Anyone heard of Ayn Rand?

She’s the author of a few books out there, notable among them one called The Fountainhead, which suggests that architecture is the last noble profession, the sole remaining testament (emphasis on testament) to man’s claim to godliness. She was a lover of Frank Wright [er, shouldn’t that be Frank Lloyd Wright? –ed.] She also purportedly wrote a collection of essays called The Virtue of Selfishness which states, according to my sources [wake up, people, he’s trusting Google again! –ed.] “self-interest, properly understood, is the standard of morality and selflessness is the deepest immorality. ”

Thing is, what is it to be selfish?

Is it selfish to ride a bike everywhere, taking advantage of one’s freedom to roll to cruise through green lights and places where you have the right-of-way as carefully as you do through red lights and stopsigns?

Guilty!

Is it selfish to use public transit when you feel like it, when the weather’s bad or when you need to travel with friends who don’t have a bike?

Guilty!

Is it selfish to rent a car when you want one, taking advantage of the proximity of rental agencies and the ridiculous subsidies given to car infrastructure in North America?

Guilty!

It’s getting to us, this “guilty” feeling, even knowing Ayn (may we call you Aynie?) backs us up with her formidable google me, baby charms [you mean intellect, right? –ed.]
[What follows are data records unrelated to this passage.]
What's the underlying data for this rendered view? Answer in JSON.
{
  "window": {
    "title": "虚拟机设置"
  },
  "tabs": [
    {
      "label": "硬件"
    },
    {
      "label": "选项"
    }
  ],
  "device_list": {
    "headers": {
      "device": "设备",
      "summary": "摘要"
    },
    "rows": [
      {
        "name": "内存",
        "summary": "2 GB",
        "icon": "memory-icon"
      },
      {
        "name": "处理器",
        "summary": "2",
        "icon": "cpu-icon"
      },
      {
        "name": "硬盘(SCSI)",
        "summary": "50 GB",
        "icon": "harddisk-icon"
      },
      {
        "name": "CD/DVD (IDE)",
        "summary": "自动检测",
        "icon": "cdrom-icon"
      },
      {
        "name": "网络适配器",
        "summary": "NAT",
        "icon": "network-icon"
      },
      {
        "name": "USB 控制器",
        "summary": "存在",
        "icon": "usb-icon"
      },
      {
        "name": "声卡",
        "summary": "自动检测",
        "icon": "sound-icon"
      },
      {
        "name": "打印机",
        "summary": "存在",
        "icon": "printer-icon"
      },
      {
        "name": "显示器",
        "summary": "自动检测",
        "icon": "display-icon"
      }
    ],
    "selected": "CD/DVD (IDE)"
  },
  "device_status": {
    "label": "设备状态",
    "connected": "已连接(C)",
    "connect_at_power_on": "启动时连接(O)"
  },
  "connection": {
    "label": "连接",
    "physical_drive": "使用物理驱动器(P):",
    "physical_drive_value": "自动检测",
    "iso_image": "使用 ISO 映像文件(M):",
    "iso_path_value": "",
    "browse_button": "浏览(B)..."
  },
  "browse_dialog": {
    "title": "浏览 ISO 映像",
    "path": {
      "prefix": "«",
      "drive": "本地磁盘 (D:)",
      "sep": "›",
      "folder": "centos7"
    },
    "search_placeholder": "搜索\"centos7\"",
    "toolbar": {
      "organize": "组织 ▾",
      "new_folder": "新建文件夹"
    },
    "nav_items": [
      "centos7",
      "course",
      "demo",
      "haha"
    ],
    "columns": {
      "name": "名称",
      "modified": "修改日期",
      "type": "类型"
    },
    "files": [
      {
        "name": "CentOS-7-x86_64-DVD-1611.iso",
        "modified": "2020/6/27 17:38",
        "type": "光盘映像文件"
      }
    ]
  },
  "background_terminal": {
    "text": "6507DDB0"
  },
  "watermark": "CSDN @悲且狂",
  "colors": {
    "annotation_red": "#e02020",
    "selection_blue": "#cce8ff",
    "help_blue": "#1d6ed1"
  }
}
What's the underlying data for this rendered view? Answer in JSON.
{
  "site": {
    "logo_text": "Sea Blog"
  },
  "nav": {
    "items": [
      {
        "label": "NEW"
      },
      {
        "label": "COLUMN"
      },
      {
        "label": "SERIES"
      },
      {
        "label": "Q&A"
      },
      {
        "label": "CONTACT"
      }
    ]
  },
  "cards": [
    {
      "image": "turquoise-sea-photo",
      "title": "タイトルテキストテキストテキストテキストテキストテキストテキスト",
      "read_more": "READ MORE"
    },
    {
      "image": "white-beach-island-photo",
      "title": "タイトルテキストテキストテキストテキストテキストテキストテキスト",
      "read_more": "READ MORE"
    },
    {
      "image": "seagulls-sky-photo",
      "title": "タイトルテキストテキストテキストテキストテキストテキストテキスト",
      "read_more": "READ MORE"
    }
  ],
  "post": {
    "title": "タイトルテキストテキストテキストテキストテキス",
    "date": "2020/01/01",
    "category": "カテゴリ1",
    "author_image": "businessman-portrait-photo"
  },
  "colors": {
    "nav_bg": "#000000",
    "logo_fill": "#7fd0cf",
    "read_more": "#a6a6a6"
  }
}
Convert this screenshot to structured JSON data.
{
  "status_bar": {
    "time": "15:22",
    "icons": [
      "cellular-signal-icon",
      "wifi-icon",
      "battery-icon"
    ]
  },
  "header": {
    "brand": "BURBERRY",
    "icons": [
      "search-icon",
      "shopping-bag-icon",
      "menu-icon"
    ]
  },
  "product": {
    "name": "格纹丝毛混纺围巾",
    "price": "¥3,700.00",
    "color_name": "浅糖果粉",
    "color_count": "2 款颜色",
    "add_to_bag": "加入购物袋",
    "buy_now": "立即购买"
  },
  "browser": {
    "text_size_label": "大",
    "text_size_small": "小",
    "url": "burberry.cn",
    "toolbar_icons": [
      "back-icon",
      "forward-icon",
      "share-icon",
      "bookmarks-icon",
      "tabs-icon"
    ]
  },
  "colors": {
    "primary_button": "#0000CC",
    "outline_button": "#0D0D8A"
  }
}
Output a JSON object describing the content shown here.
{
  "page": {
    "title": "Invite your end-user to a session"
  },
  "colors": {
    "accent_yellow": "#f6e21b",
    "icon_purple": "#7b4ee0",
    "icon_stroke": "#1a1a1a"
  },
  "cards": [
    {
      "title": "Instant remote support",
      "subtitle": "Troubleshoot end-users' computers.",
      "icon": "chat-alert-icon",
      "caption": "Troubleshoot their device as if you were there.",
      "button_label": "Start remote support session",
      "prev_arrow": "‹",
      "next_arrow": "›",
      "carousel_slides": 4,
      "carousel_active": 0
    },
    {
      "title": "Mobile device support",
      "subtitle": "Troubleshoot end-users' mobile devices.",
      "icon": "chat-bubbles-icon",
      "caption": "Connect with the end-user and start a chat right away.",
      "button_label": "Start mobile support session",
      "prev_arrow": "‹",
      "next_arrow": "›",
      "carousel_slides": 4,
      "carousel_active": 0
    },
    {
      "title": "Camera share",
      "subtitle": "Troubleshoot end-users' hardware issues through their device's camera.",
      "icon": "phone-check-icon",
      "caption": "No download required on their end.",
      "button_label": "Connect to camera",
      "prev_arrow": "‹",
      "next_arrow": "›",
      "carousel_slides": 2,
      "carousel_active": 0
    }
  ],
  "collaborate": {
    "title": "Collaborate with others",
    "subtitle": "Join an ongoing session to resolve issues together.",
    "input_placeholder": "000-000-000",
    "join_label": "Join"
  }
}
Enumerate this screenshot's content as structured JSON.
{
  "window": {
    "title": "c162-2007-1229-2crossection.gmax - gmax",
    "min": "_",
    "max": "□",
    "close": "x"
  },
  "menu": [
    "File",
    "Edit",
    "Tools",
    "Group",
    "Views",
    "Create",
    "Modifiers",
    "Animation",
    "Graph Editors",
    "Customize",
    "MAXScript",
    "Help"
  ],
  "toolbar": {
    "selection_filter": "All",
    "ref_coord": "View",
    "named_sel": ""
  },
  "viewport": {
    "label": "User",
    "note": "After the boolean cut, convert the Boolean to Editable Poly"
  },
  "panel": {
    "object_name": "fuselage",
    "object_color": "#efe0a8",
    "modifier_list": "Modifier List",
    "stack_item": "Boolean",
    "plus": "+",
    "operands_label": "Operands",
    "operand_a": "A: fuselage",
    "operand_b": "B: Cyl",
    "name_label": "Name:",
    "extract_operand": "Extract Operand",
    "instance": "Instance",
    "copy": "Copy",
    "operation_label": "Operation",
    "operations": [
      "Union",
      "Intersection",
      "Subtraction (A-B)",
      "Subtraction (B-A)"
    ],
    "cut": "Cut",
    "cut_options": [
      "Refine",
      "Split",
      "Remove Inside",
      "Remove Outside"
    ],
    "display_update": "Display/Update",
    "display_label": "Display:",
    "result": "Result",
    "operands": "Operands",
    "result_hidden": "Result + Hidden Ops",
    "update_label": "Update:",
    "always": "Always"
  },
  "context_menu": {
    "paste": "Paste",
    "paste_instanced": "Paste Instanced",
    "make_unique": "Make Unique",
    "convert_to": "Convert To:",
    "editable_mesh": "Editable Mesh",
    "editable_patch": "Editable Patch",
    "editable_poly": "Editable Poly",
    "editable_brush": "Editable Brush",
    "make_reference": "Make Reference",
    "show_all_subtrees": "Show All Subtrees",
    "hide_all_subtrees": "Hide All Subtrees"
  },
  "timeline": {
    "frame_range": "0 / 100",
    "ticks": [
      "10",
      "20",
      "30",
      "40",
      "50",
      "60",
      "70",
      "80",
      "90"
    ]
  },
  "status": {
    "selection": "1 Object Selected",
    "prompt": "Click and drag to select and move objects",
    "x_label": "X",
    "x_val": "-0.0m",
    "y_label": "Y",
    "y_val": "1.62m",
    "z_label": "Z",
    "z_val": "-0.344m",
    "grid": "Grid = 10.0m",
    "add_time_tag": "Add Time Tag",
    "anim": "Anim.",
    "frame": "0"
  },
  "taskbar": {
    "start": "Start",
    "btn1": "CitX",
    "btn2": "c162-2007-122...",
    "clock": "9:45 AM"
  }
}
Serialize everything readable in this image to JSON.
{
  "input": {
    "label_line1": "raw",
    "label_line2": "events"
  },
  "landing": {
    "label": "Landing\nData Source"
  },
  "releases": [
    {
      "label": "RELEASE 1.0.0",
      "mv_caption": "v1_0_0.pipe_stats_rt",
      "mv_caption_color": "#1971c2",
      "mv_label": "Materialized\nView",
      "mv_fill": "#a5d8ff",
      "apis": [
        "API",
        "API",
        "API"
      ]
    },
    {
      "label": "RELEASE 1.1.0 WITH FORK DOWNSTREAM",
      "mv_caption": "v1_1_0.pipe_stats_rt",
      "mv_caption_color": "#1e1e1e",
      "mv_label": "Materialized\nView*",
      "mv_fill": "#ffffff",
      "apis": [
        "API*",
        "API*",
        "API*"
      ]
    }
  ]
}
Shouldn’t we do our part and buy a car? After all, the major automobile industries are taking such a hit. Word is Wagoner of GM (that genetically modified car company) may not get as big a bonus this year as he’s used to, thanks in part to the chronic “junk bond” status of the company he runs. Shouldn’t we who have the means all run out and “buy” a car? Of course by “buy” we mean a no-money-down four-year loan from the finance company run by the automobile manufacturer (the only part of many of them actually to operate in the black). By conservative standards, we who don’t own a car save $8,000 to 12,000 per year by our act of parsimony. Isn’t it pretty selfish of us to keep our money in our pocket?

Luckily, like that second-greatest American architect Frank Wright, we have Aynie on side.

One Response to “Ayn Rand and the ALLDERBLOB: we’re both selfish”

  1. Spin says:
     

    I thought Frank Lloyd Wright was responsible for the invention of the bird.

    By the way, Ayn was actually short for Aynus.